Вдруг я услышал громкий звук удара и увидел, будто в замедленной съемке, как за спиной Веры «Буханка» переворачивается и летит в остановку. Я оттолкнул Веру, затем школьника, который стоял на поребрике. Когда я убедился, что мальчишка валяется в сугробе на безопасном расстоянии, я посмотрел на Веру. Она кричала, прижав ладони к лицу, на котором застыла гримаса ужаса. Я повернул голову в сторону дороги: «Буханка» летела колесами вперед, и до меня ей оставалось метра три. Я выставил обе руки вместо того, чтобы закрыться от удара. Затем я почувствовал, как мои руки коснулись холодной стали. Ударная волна передалась моим рукам, в которых она и завязла, точно муха в желе. На остановке воцарилась тишина. Машина замерла и лишь крутящиеся колеса разбивали всеобщее оцепенение.
Вера подбежала ко мне и прижалась, обнимая. Школьник так и сидел в сугробе, хлопая глазами. Остальные люди выдохнули разом. Какой-то парень подошел ко мне:
– Слышь, мужик! Я че-то так и не понял, что это было?!

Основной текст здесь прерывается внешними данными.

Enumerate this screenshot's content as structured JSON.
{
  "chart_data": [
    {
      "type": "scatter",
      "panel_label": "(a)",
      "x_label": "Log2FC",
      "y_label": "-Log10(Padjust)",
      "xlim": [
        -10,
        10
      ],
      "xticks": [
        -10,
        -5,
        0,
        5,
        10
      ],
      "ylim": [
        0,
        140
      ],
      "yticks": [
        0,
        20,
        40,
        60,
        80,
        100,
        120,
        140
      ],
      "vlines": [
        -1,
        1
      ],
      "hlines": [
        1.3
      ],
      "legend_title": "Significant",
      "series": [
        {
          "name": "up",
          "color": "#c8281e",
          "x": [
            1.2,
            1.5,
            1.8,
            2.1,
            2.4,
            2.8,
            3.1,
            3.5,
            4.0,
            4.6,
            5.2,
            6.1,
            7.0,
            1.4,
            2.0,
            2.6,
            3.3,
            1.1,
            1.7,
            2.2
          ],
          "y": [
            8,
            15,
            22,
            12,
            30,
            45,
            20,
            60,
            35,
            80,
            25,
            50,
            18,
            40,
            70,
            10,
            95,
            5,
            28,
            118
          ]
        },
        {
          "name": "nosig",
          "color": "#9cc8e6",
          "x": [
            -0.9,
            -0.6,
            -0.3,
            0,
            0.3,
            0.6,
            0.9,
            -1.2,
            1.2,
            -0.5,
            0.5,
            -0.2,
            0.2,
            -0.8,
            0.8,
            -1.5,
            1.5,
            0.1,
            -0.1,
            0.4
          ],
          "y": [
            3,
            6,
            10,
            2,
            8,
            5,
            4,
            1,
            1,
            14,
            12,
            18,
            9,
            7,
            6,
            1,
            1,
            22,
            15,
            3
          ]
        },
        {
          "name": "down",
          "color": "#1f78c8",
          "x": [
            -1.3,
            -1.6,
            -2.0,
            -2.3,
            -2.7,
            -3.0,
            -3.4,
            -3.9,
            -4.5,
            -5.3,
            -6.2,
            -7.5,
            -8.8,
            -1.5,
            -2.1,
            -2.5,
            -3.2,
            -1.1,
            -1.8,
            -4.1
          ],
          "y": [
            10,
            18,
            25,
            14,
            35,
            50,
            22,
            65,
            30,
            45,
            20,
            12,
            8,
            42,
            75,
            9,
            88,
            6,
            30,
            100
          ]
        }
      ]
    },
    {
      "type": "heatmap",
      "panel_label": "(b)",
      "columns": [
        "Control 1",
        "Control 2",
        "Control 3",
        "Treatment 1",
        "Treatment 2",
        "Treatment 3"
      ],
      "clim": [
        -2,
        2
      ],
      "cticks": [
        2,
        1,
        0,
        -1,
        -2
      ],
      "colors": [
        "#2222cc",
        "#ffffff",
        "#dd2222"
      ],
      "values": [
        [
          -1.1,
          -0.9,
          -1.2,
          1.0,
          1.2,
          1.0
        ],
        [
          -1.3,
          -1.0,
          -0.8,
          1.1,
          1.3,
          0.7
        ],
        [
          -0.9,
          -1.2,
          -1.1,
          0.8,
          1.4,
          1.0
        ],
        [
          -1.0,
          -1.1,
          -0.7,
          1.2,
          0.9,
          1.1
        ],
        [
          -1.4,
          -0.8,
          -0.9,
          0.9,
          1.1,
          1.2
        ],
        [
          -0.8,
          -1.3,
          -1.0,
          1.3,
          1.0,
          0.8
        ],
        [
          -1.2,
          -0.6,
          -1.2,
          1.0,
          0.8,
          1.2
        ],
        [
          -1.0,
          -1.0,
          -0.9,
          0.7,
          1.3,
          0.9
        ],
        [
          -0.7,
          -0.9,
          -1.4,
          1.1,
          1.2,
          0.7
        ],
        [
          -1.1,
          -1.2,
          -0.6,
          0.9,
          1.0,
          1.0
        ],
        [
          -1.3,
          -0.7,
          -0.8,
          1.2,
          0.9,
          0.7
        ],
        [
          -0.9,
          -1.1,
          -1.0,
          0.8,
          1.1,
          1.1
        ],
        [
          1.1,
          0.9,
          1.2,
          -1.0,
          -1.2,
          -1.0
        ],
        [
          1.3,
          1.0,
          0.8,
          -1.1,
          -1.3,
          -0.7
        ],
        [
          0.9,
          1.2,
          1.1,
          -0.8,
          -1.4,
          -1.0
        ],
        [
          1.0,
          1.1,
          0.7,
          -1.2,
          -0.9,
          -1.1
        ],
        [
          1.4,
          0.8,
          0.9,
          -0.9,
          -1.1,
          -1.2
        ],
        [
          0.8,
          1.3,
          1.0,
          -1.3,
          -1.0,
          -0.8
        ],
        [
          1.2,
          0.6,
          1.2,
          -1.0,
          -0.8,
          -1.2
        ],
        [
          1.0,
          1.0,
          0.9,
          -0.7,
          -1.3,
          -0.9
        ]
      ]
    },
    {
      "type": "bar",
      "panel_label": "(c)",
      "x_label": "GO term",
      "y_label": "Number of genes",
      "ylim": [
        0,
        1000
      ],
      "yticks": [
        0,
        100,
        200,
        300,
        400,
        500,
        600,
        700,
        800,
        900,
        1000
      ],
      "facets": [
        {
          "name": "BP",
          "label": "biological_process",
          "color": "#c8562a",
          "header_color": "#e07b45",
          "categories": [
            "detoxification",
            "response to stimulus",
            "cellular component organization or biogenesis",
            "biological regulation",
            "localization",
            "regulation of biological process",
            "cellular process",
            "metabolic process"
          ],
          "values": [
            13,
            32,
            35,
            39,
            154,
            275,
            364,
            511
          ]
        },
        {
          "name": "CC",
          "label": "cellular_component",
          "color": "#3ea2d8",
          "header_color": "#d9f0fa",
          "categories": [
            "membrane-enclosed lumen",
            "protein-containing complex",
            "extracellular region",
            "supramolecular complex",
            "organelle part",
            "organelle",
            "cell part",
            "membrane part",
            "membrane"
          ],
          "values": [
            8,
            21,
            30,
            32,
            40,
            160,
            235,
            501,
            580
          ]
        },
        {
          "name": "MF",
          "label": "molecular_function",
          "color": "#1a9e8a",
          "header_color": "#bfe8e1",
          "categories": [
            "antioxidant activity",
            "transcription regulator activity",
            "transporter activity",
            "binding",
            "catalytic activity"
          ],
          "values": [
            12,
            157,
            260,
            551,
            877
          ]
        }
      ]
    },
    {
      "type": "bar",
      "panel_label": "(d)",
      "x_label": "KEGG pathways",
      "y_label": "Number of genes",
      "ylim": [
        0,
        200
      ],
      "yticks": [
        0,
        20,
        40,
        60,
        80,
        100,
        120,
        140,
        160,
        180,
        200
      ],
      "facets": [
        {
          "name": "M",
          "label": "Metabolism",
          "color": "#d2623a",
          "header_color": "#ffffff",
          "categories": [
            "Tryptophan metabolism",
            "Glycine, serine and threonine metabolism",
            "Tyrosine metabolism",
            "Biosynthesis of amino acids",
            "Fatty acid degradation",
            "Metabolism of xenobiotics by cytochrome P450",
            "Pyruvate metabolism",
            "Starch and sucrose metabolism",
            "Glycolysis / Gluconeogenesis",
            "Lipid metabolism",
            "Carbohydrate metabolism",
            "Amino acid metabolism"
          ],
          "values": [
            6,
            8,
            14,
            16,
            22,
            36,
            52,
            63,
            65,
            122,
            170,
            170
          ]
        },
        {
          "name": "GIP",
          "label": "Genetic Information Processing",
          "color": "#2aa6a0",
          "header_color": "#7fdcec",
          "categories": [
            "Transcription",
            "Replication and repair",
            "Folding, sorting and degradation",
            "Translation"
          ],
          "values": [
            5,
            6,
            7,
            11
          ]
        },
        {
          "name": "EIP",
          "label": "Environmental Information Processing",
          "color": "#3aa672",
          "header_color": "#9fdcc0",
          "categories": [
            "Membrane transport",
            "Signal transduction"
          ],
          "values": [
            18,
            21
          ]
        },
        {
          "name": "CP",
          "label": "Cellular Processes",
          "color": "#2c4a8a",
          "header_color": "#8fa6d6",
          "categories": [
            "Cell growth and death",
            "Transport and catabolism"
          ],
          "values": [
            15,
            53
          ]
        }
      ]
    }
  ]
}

– Да я т-тоже не понял, – смутился я.
К остановке подъехал троллейбус.
Небольшая уютная комната была наполнена светом лампад, создавая атмосферу благодати. Приятный запах ладана висел в комнате, слегка дурманя голову. Отец Михаил пригласил меня подойти к купели, стоящей в центре комнаты, и раздеться до трусов.
– А крестик-то! А крестик-то нужен! – засуетился батюшка, всплеснув руками. – Я сейчас, обожди тут.
Отец Михаил вперевалочку побежал вниз, а я остался стоять в одних трусах, рассматривая скромное убранство священной комнаты. Дева Мария и Иисус Христос снисходительно смотрели на меня с огромных икон, установленных почти под потолком. В их взгляде читалось человеколюбие и сострадание. Меня преисполняло спокойствие и миролюбие. Из окна открывался вид во двор, где женщина с монахами чистили дорожки от снега. Один из монахов разогнулся и глянул в мою сторону: его голубые глаза выглядели настолько чистыми, словно они принадлежали святому.
Прошло минут пятнадцать или двадцать, а отца Михаила все не было. Колючие мурашки забегали по моему телу. И вместе с холодом в меня начала проникать темнота. Следом за ней пришла и злость. С каждой секундой она все больше и больше заполняла меня, словно сосуд – змеиным ядом. Мне стало душно и тесно в этом убогом маленьком помещении на втором этаже церкви, я с трудом себя сдерживал, чтобы не сбежать. Меня начал бить озноб. Свет от лампад, ставший вдруг почему-то ярким, резал мне глаза, а запах ладана забивался в ноздри и вызывал раздражение. Глаза начали слезиться. Меня одолевало желание разнести здесь все. Я взглянул на иконы: лики Девы Марии и Иисуса Христа вдруг показались мне приторно-слащавыми, какими-то наигранными. Их взгляд стал высокомерным, а губы скривились в улыбке, скорее напоминающей оскал. И тут я уловил едва заметный запах сероводорода, который перебивал запах ладана.
На лестнице послышались шаги отца Михаила. Темнота, будто испугавшись его, отступила, спряталась в закоулки моей души.
– Батюшка, у вас канализация прохудилась…
Отец Михаил метнул на меня тревожный взгляд, ничего не ответил, взял Библию в руки и начал читать молитвы…
Когда я рассказал Вере, что крестился, она посмотрела на меня, как на безумца. Я показал ей простенький крестик на черном гайтане. Она улыбнулась и спросила:
– И кто же твой крестный?
Я растерялся. А ведь и правда, никто. А если из-за этого обряд не сработает? Мне стало страшно. И стыдно, что я не позвал ее на столь важное действо.
– Вера, почему у нас пахнет канализацией? – я решил сменить тему, учуяв запах сероводорода.